Instituto Guaicuy

Encontro de Benzedeiras de Antônio Pereira: “o quê que eu corto?”

19 de julho, 2024, por Laura Alice

Primeiro encontro de benzedeiras de Antônio Pereira reúne fé, saúde e tradicionalidade em busca de reconhecimento e reparação

Oh, benzedeira

Oh, benzedeira

Vem chegando devagar

É de mansinho que eu ouço o seu cantar

Oh, benzedeira

Vem com as ervas, vem curar

Vem com o poder da Virgem da Conceição

Com o seu manto protege o seu coração

E com humildade concede o perdão

(Trecho adaptado de cancioneiro popular)

Antônio Pereira, distrito ouropretano atingido pela mineração, é um vasto território de cultura e tradicionalidade. Por muitos anos, em especial quando o acesso à medicina ainda era precário, os cuidados com a saúde eram delegados às benzedeiras de Antônio Pereira que, de geração em geração e ao longo de centenas de anos, trazem a cura através da fé e conhecimentos tradicionais sobre ervas e plantas medicinais, chás e garrafadas.

Pensando neste grupo específico, dentro do contexto da reparação pelos danos causados pelo risco de rompimento e obras de descaracterização da Barragem Doutor, da mineradora Vale, nossa equipe organizou o primeiro encontro de benzedeiras de Antônio Pereira, que aconteceu no último sábado, dia 13, no escritório da do Guaicuy no distrito e reuniu cinco das 14 benzedeiras mapeadas até o momento.

Fé e tradição

Fé sincrética e tradicionalidade; Foto: Léo Souza/IG

No encontro, as benzedeiras contaram um pouco de sua história e de como iniciaram sua trajetória na benzeção.

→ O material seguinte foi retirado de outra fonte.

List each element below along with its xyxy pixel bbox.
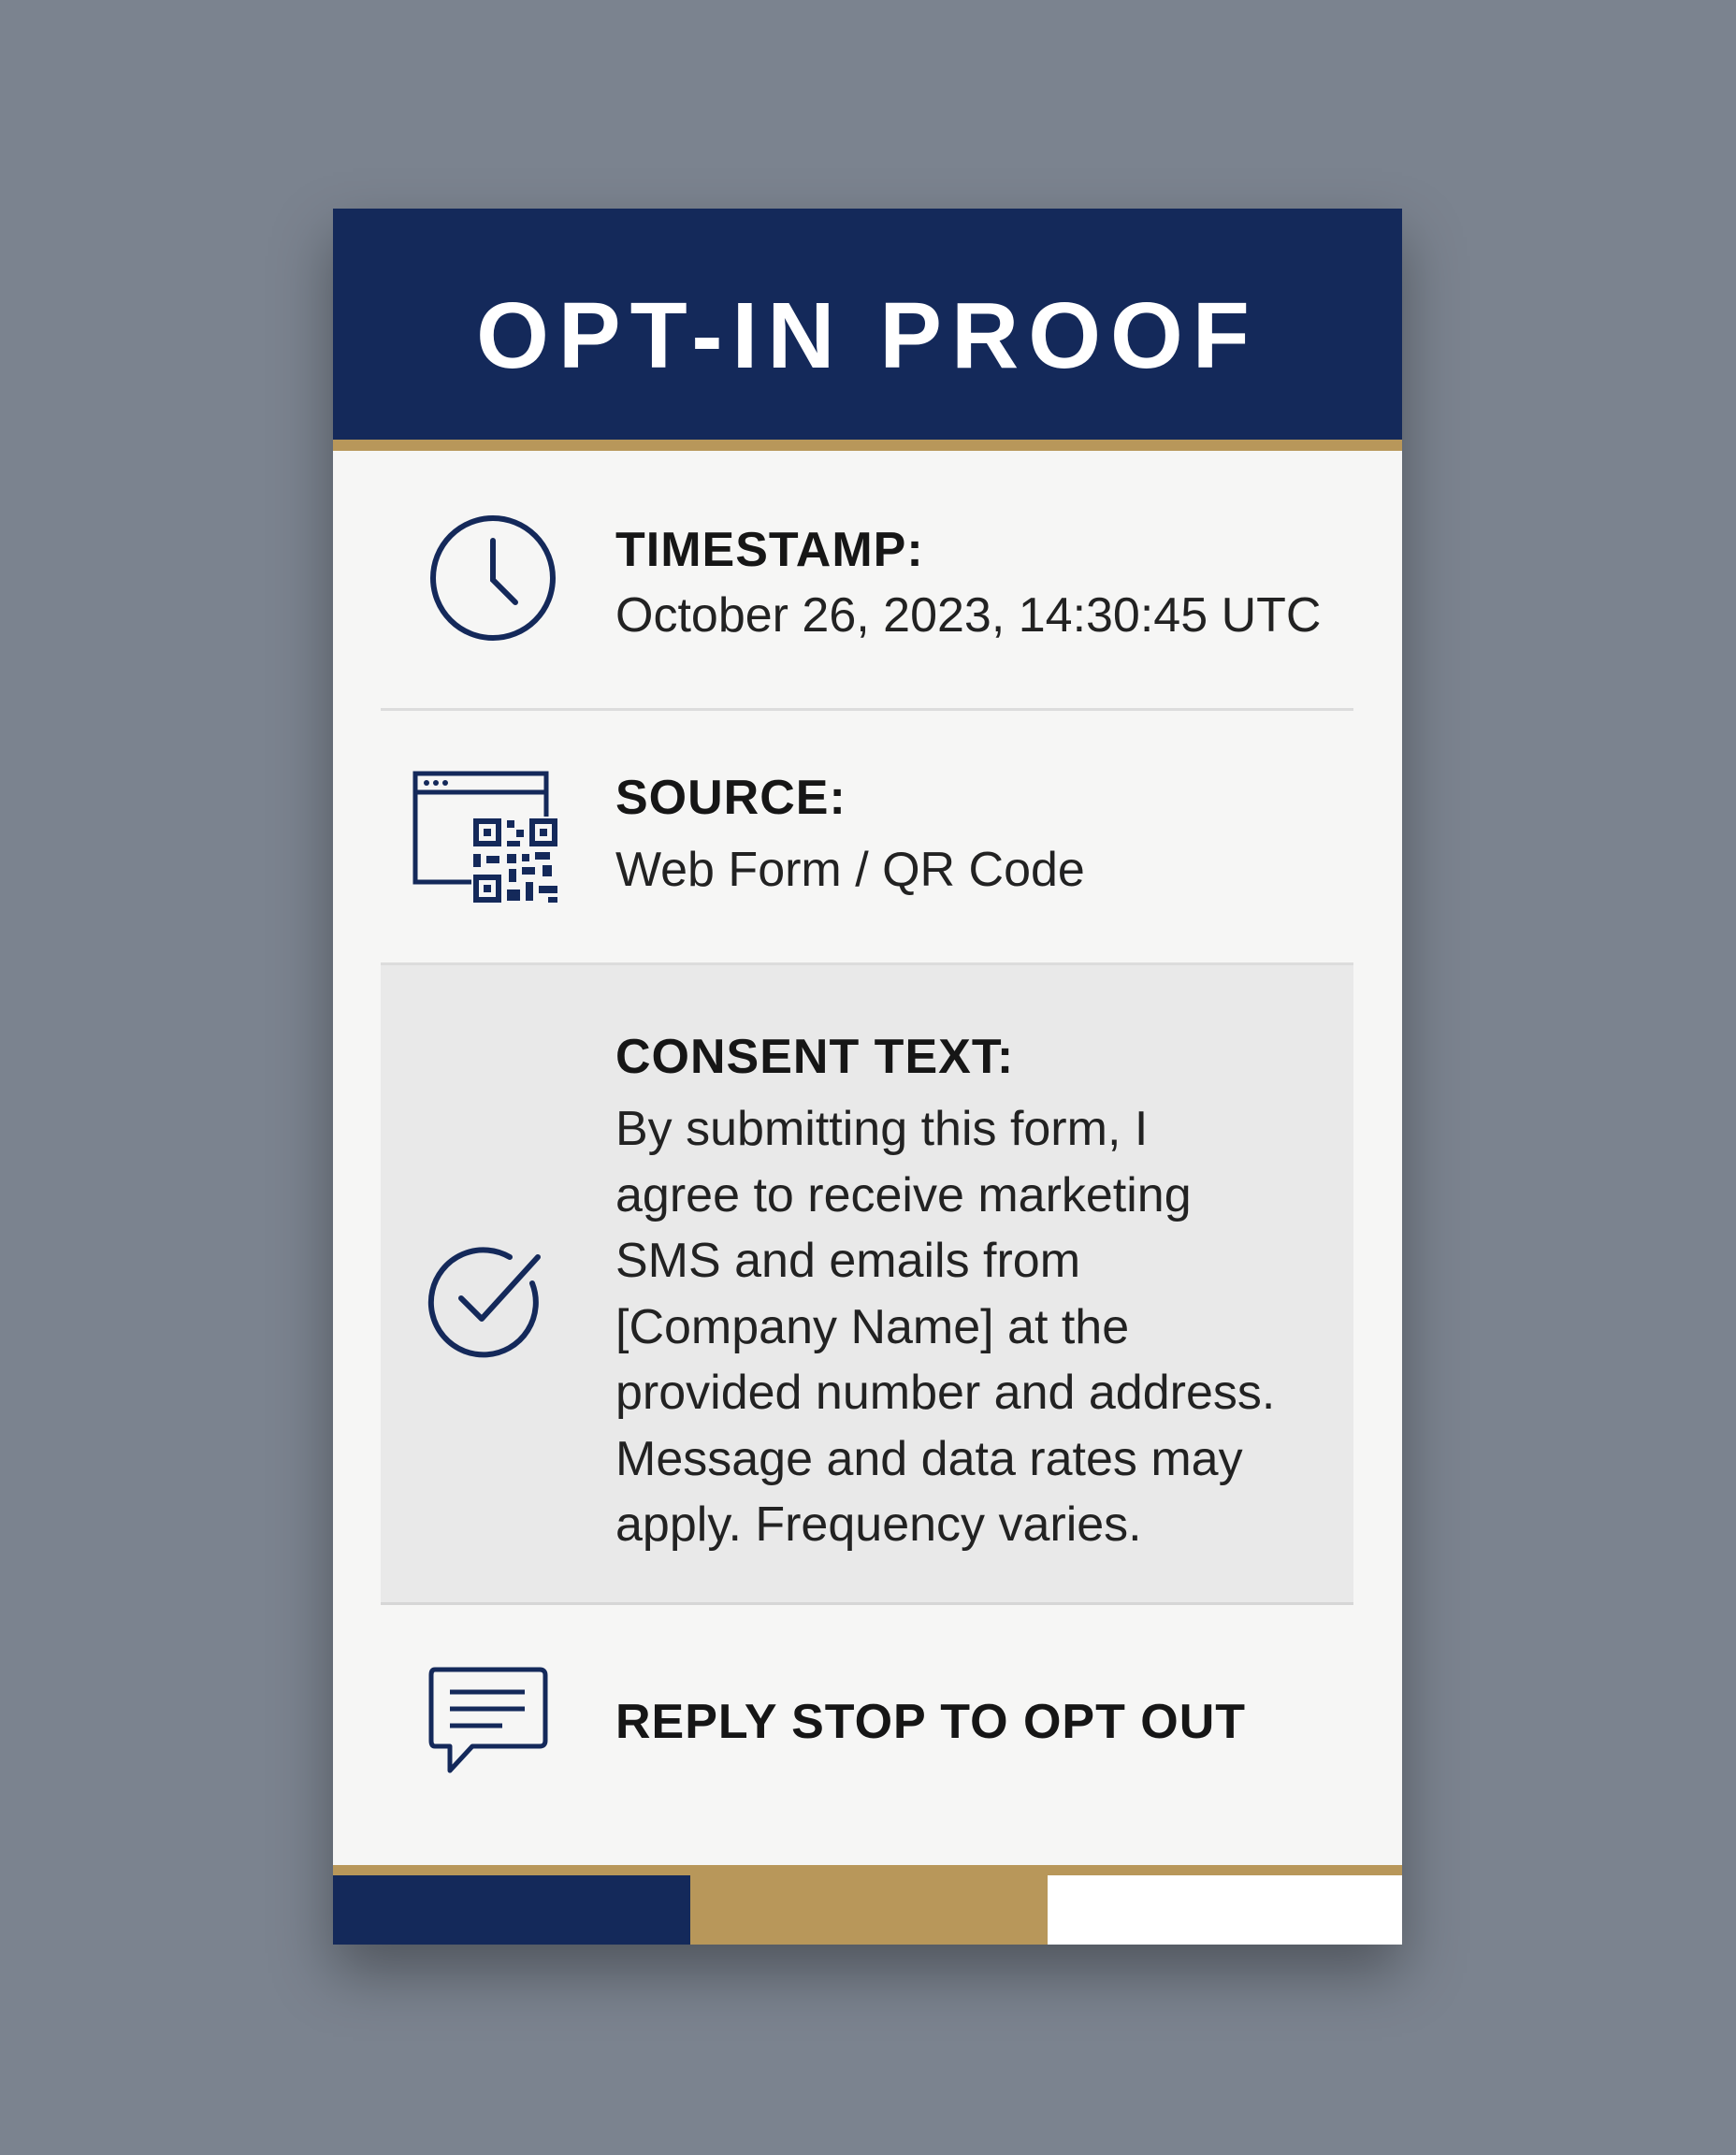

Os relatos deixam claro que a fé é um princípio da prática passada de mães/pais para filhas/filhos, como é o caso de Dona Maria (Ana Maria), que benze com o cordão de São Francisco que ganhou de Dom Luciano, arcebispo de Mariana, falecido em 2006.

“Aprendi a benzer com meu pai e minha mãe. Benzo qualquer enfermidade. O cordão tira tudo.”

Dona Pimpa (Marília de Fátima) conta que aprendeu o ofício com a mãe, que também benzia vento virado, quebrante e aguamento (no caso das crianças); espinhela caída, cobreiro, sentimento e destroncado (no caso dos adultos). Dona Pimpa benze com brasa (carvão em brasa no copo com água), com terço e com machado

“Corto cobreiro com o machado, batendo 3x na porta de madeira e perguntando ‘O quê que eu corto?’. Benzo indo na frente com o machado e a mãe atrás com a criança no colo, pra cortar o medo de criança andar.”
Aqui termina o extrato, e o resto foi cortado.